A Facebook employee turned whistleblower, recently told us what we already knew, about the social networking company - that encouraging hateful rhetoric gets more engagement (and more money) than safer content. The company was so embarrassed, the first four letters in their name turned bright red.

They are now looking for ways to make amends and do better. After what I assume was much soul searching, they have come up with the perfect solution - change the name. Thank goodness for that. We can now all heave a sigh of relief and relax. 

Although I said earlier that the whistleblower told us everything we already knew about fb, there is one thing I confess that I did not know. I did not know that their Vice President for Global affairs is Nick Clegg. Yes Britain's very own ex-Deputy Prime Minister!

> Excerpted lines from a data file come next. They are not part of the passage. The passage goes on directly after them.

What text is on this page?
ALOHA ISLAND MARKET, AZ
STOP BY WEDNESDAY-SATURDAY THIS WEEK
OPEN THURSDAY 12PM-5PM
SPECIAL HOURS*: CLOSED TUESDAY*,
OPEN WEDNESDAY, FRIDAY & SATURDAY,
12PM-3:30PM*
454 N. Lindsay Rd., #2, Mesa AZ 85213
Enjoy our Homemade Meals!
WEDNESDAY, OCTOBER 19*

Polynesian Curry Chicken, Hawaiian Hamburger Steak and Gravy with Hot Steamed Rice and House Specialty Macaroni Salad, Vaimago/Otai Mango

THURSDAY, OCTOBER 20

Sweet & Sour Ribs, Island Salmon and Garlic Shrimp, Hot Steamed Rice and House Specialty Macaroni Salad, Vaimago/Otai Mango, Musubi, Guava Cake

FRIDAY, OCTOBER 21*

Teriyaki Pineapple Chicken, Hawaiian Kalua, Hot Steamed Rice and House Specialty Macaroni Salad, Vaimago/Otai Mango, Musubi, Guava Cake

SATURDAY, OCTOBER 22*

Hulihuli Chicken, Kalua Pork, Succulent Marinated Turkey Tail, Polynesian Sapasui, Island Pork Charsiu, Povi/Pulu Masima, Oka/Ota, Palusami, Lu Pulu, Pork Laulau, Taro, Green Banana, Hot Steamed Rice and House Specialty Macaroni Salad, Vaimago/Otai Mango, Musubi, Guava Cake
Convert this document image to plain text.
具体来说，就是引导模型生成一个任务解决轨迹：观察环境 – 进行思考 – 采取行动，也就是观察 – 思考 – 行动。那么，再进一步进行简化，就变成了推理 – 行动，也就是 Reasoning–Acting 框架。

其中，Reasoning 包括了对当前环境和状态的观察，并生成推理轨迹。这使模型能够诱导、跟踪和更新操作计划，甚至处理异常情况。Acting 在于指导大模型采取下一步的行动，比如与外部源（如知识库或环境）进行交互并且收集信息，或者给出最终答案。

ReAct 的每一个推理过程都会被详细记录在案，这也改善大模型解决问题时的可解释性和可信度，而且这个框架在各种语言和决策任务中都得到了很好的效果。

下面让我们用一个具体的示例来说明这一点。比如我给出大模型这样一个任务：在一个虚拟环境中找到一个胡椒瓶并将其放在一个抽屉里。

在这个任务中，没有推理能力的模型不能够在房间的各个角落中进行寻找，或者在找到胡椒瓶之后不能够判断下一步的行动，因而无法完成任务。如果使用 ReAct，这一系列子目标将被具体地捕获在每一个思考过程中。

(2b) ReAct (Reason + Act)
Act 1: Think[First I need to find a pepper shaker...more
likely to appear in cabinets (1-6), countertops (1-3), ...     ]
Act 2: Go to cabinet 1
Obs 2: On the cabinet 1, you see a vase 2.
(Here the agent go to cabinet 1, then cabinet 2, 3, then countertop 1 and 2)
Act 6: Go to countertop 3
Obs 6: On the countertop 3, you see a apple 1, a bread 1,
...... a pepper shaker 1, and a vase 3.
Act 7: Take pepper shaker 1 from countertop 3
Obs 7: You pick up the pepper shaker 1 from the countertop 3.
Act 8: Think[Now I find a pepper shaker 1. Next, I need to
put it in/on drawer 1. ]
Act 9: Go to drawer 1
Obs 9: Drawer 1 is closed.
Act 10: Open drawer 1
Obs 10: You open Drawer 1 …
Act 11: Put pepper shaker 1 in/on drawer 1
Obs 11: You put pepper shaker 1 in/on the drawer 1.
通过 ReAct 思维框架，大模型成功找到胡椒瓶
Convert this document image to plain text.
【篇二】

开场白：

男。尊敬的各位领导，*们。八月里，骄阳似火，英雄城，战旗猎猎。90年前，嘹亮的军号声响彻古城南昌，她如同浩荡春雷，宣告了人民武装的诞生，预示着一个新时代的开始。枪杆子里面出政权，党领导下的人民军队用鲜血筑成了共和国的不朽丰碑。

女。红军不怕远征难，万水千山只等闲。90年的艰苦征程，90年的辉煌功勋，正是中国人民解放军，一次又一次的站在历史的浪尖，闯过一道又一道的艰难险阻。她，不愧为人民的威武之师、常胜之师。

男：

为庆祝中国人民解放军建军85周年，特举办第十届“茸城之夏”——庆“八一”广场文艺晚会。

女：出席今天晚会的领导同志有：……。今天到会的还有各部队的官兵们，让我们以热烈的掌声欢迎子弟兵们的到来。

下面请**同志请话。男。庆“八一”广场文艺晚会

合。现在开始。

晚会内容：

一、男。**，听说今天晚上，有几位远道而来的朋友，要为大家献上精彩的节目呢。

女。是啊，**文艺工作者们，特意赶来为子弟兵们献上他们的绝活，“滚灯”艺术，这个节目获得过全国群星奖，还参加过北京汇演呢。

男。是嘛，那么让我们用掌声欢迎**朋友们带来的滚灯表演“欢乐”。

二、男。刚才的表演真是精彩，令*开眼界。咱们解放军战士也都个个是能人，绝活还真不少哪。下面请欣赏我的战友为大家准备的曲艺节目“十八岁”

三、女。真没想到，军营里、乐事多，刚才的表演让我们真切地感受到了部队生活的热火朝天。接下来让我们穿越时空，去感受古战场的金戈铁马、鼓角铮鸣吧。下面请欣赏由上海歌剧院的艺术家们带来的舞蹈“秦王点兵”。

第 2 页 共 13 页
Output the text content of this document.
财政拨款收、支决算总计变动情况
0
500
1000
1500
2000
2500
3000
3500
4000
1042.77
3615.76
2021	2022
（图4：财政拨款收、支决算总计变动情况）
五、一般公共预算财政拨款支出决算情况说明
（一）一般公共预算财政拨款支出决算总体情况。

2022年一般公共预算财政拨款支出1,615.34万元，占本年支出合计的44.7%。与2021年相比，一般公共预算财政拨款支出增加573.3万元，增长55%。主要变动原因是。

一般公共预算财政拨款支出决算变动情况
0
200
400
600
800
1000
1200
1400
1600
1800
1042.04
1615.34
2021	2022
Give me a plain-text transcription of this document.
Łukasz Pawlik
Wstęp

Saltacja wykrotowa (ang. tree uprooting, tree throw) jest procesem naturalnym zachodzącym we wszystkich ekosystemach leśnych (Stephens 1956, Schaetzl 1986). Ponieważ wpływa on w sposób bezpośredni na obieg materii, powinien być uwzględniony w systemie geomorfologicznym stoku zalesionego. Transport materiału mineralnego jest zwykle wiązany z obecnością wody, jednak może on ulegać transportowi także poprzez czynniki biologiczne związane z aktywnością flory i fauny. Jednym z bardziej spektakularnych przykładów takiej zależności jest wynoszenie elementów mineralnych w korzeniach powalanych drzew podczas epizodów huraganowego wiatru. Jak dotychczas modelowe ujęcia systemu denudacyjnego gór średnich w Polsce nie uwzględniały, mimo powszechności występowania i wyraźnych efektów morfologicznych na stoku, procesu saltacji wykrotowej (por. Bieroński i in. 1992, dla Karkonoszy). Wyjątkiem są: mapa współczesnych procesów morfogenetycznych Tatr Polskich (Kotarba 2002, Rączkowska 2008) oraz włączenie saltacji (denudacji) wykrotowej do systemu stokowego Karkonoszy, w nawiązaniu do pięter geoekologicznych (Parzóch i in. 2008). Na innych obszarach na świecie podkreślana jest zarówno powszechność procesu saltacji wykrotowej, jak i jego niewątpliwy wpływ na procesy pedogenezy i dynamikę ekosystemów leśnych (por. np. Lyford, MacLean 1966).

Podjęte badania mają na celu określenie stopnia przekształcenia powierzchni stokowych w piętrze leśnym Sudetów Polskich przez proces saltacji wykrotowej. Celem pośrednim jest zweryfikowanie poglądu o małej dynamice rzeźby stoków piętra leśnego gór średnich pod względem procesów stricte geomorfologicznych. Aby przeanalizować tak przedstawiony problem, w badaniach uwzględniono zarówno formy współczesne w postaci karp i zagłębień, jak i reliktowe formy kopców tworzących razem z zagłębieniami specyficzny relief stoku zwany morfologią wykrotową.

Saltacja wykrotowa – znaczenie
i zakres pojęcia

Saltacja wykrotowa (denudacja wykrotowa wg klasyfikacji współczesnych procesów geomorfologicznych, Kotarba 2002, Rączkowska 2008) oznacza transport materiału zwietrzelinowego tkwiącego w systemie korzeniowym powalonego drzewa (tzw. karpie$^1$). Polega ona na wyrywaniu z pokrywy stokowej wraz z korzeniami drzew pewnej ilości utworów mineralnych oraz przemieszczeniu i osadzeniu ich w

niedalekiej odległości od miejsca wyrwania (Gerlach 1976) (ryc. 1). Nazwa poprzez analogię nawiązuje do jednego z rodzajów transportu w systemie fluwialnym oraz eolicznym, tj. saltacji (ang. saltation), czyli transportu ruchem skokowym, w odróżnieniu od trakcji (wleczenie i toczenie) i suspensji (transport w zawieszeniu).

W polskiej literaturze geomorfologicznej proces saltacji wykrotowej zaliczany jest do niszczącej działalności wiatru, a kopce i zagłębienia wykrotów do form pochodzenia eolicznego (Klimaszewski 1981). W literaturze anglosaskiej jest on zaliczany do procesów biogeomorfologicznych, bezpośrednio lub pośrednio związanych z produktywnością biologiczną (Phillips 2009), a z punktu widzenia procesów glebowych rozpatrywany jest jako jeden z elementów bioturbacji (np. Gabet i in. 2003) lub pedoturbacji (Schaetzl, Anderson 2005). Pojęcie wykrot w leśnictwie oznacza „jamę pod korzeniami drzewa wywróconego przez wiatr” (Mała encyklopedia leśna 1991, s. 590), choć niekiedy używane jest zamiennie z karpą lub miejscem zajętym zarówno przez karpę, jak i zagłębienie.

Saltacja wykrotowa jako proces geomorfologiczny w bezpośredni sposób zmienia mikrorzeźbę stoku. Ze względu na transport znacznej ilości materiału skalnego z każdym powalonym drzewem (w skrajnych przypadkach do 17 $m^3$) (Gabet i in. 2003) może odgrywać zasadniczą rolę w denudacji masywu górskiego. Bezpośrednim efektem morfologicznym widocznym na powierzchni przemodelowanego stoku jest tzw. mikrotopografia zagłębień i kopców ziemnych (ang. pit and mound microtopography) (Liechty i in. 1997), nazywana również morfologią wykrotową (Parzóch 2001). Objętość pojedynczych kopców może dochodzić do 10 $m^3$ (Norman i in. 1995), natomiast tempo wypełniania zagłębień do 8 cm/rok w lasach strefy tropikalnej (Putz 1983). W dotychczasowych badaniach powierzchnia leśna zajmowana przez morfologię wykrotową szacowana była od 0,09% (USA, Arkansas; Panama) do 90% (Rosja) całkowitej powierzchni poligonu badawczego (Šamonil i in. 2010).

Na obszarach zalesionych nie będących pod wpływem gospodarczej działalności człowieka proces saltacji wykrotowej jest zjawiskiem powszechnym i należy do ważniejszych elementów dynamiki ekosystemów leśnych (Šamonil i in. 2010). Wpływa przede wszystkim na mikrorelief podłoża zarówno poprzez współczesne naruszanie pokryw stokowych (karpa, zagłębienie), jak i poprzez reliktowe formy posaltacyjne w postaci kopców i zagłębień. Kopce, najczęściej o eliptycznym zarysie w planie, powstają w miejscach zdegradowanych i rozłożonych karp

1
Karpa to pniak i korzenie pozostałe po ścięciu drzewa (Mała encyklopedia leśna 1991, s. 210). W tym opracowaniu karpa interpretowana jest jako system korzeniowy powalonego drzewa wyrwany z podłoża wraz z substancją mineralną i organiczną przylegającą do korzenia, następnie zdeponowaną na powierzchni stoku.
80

Nick Clegg and Mark Zukerberg - now, that's a match made in Heaven...or should I say the Multiverse, which apparently, is where Facebook is heading.

I don't often have second thoughts, but despite my cynicism about Facebook's name change, I actually think it might work. All they have to do is remove the third letter in the name and replace it with a 'k'. Fakebook - clear and transparent.

The suggestion/offer is free. No need for any payment at all but if Mr. Zukerberg insists, I wouldn't say no to a few shares in the forthcoming Multiverse venture. It would be rude to decline.

Talking of rude, remember the US President before Biden? The one who was impeached twice? The 'Person, woman, man, camera, TV', sharp-as-a-tac, genius, former President? Well, he's now set to launch a social media platform called 'Truth'.

I apologise but I have to end here, pick up my jaw, retreat to a corner of the room, wait for my eyebrows to descend, while clutching my ribcage, to ensure no hairline fractures occur from the resulting uncontrollable mirth that name has induced.